A panel discussion followed lunch in the ceremonial courtroom in Old County Hall. Panelists were: reformed individual and public speaker Tuhran Gethers, City Court Judge Susan Eagan, Buffalo Police Officer Tommy Champion and Federal Public Defender Jayme Feldman. The focus of the discussion was on racial disparities in the criminal justice system and the societal hurdles that minorities face when engaging with it. Some of those hurdles included a lack of inspiring opportunities for youth and education for adults that leads to jobs.
Champion said that many children look up to people involved in criminal activity because of the visual cues being sent by seeing a drug dealer wearing trendy new clothes and driving an expensive vehicle.
“If all you see is these people being successful, you’re going to want to do it too,” he said.
Feldman said there needs to be more focus on rehabilitating offenders instead of incarcerating them, noting that people commit crimes first because they can’t support themselves in the employment sector.
“What we need is realistic and inspiring opportunities for youth and education for adults that leads to job,” she said.
All of the panelists agreed that education was the most effective tool in breaking the cycle of younger generations repeating the mistakes of older ones.
The day ended with a tour at the Family Justice Center of Erie County at Main and Court streets. Executive Director Mary Murphy began her presentation sharing personal stories and reflections about two female victims of domestic violence that led her to establish the FJC.
Murphy explained that more than 14,000 domestic violence emergency calls are made annually in Erie County and that most victims return to their abuser.
“It takes a victim an average of seven or eights times retuning to a dangerous situation before they realize their angel is a monster,” she said.

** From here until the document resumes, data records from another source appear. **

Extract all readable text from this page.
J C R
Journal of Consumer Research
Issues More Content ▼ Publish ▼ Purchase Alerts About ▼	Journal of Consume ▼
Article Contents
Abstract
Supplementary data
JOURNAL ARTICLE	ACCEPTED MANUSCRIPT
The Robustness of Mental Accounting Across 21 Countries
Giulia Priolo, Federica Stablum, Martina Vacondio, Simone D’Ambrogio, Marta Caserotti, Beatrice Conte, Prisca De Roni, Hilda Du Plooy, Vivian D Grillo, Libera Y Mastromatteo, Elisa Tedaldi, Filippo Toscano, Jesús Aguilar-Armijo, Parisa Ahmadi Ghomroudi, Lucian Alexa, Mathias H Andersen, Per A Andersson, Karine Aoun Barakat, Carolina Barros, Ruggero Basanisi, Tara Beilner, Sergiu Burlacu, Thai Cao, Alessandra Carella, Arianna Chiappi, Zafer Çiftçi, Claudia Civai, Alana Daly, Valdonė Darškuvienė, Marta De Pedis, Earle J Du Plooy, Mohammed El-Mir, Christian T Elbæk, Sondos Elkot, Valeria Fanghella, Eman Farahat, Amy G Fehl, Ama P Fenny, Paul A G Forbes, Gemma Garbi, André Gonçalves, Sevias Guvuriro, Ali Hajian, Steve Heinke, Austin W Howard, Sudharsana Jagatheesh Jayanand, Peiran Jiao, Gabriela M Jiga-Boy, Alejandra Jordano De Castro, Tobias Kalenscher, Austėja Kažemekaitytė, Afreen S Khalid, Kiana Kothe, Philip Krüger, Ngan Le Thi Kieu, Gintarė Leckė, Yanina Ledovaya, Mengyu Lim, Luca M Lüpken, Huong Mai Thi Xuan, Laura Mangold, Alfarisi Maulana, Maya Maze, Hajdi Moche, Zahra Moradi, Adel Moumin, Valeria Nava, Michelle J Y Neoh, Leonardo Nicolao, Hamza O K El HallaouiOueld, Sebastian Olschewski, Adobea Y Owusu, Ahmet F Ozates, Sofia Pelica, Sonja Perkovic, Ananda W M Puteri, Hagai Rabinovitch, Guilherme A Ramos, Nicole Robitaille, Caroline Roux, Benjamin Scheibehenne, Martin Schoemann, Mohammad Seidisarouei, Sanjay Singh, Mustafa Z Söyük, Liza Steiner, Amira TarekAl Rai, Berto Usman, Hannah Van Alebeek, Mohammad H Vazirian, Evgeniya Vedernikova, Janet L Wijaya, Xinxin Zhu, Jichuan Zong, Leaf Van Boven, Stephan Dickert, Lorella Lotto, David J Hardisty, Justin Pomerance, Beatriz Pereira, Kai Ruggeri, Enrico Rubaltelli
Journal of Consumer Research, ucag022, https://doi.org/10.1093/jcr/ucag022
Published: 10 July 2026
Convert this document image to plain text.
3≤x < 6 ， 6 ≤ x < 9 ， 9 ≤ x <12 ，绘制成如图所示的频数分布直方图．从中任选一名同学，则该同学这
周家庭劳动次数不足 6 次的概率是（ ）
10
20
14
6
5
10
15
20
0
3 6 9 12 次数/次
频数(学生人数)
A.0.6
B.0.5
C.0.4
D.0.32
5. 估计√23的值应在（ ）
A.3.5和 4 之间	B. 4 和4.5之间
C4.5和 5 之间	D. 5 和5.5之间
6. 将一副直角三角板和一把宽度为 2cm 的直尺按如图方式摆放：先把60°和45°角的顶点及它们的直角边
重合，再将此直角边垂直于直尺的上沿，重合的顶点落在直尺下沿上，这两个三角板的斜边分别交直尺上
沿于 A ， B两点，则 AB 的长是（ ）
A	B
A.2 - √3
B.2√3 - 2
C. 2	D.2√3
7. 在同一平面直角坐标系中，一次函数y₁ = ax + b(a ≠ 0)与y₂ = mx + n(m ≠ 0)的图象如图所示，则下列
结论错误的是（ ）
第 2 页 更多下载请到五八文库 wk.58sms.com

The center has assisted more than 10,000 people, including Peg Symons, now in her seventh year volunteering with FJC. She spoke after Murphy about her experience leaving an abusive relationship and likened some of their stories to her own.
“The people coming through the doors here are the ones who have driven with the car heat on full blast on a hot summer day because they have chills from fear,” she said.
RL members toured FJC’s facilities then enjoyed happy hour at Local Kitchen & Bar on Chippewa Street before departing for the day.